I had previously argued that Waxman-Markey was mindless, rampant nanny-statist eco-tyranny.

Amazingly, Washington Post's Steven Pearlstein agrees. Consider this stunning indictment:

The other thing to say about it is that it is a badly flawed piece of public policy. It is so broad in its reach and complex in its details that it would be difficult to implement even in Sweden, let alone in a diverse and contentious country like the United States. It would createdozens of new government agencies with broad powers to set standards, dole out rebates and tax subsidies, and pick winning and losing technologies, even as it relies on newly created markets with newly created regulators to set prices and allocate resources. Its elaborate allocation of pollution allowances and offsets reads like a parody of industrial policy authored by the editorial page writers of the Wall Street Journal. The opportunities for waste, fraud and regulatory screwup look enormous.
This seems certainly the case based on a reading of this bill. The level of economic intervention is huge. The needless redundancy ('belt-and-suspenders' regulations) adds huge economic costs with zero benefit. Corruption, waste and job-killing cost-hikes for utilities, energy using industries, etc. will cripple our economy for years to come. It will kill jobs and productivity. How on earth can such a slew of terrible (unintended) consequences be better than the status quo?

Answer: It isn't.

The rise in CO2 from 1950 to today has paralleled an increase in temperatures over 60 years of ... 0.4C. That's all. The next 50 years will not see a marked increase from that; in the past 10 years we have seen no warming. The Waxman-Markey goal is 17% reduction by 2020, even though Europe's cap-and-trade scheme seems not to have worked much at all. This amounts to about a 4% impact on global CO2 generation in the 2020 timeframe. In short, miniscule and meaningless impact on actual global termperatures. The phrase "Costs too much, does too little" comes to mind.

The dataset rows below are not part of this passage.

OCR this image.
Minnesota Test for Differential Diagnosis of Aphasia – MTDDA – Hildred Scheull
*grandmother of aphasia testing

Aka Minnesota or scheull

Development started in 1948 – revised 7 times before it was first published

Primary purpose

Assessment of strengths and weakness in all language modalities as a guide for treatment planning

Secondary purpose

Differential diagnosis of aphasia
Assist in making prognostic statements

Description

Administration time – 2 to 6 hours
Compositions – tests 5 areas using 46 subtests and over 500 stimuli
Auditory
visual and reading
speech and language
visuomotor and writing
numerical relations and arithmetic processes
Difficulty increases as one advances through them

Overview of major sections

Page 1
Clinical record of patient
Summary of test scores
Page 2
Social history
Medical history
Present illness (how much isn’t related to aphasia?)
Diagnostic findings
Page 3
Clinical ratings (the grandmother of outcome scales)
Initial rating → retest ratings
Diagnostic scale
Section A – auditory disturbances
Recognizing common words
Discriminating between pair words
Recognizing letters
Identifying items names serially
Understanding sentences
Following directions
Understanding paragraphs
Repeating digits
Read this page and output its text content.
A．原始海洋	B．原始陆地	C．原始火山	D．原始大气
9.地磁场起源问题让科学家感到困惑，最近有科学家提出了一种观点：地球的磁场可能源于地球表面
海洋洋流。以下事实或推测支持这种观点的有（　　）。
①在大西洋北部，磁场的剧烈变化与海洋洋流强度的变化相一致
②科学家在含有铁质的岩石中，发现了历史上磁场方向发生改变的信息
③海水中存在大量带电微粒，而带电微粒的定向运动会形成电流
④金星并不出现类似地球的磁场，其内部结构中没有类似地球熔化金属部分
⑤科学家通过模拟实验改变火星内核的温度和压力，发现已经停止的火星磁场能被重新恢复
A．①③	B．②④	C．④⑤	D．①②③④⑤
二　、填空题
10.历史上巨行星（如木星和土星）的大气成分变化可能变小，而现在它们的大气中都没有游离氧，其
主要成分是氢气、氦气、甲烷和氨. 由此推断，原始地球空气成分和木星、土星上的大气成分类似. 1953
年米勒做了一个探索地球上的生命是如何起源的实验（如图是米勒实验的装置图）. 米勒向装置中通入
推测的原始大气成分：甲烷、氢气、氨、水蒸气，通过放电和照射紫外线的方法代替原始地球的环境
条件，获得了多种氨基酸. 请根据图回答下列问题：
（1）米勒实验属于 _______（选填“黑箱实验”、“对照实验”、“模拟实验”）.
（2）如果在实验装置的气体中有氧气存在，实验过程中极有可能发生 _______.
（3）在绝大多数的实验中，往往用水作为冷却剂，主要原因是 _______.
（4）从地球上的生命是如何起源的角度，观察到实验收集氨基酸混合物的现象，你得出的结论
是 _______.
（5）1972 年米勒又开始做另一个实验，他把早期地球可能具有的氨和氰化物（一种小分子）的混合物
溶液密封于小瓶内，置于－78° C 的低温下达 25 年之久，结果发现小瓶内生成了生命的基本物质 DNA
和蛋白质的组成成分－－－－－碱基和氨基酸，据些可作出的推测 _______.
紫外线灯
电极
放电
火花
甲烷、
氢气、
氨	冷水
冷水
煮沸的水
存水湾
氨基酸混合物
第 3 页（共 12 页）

The excellent column on the dreadful Waxman-Markey bill had one jarring and out-of-step statement:
"The Waxman-Markey bill may be the best bill that the political system can produce, and surely it is far preferable to doing nothing."
I challenge this. Doing nothing, ie, doing nothing to regulate the harmless and benign CO2 is PRECISELY the better answer compared to this horrible bill. And if this is the best the political system can muster, disband Congress!

"Doing nothing" does not need to mean doing nothing forever. This bill is far worse than doing nothing to regulate CO2 for the next 5-10 years. "Doing nothing" could mean "Do nothing to regulate CO2 for the next 5 year, but do everything else you can to get ready for the future."
To wit:
In the next 5 years, we can see if the trend of non-warming that we have seen for the past 10 years is a blip in an up-trend or an actual refutation of the man-made global warming models. In the next 5 years, we can take an R&D only approach and build the technologies that are needed, such as next-generation nuclear, energy efficient lighting LEDs, plug-in- electric vehicles, etc. None of this requires cap-and-trade nor the heavy hand on eco-nanny-statism.

Yes, a carbon tax would be better. But even better would be a carbon tax with a global temperature trigger. That is to say: Tax CO2 emissions, but only start to tax CO2 emissions if and when the temperatures do in fact rise. Why tax something that causes 'warming' when the earth is cooling?

UPDATE: Waxman-Markey "stuffed full of unpleasant surprises."

Waxman admits: "I don't know the details" and hires speed-reader to read the bill.

Sono Bono Mack casts lone GOP vote for Waxman-Markey: "While I still have significant concerns about this bill, particularly with regard to its cost and its failure to recognize innovative technologies like advanced nuclear energy, I believe this is the right direction for our district, for our nation and for our future." Wait, it has huge costs and is wrong about key real solutions, but stupidity like this is the 'right direction'? ... oh wait ... “Already, (the Coachella Valley is) seeing exciting new developments in wind, solar and geothermal energy, and this bill will help us grasp this potential.” ... Translation: It's all about the Greendoggle PORK money!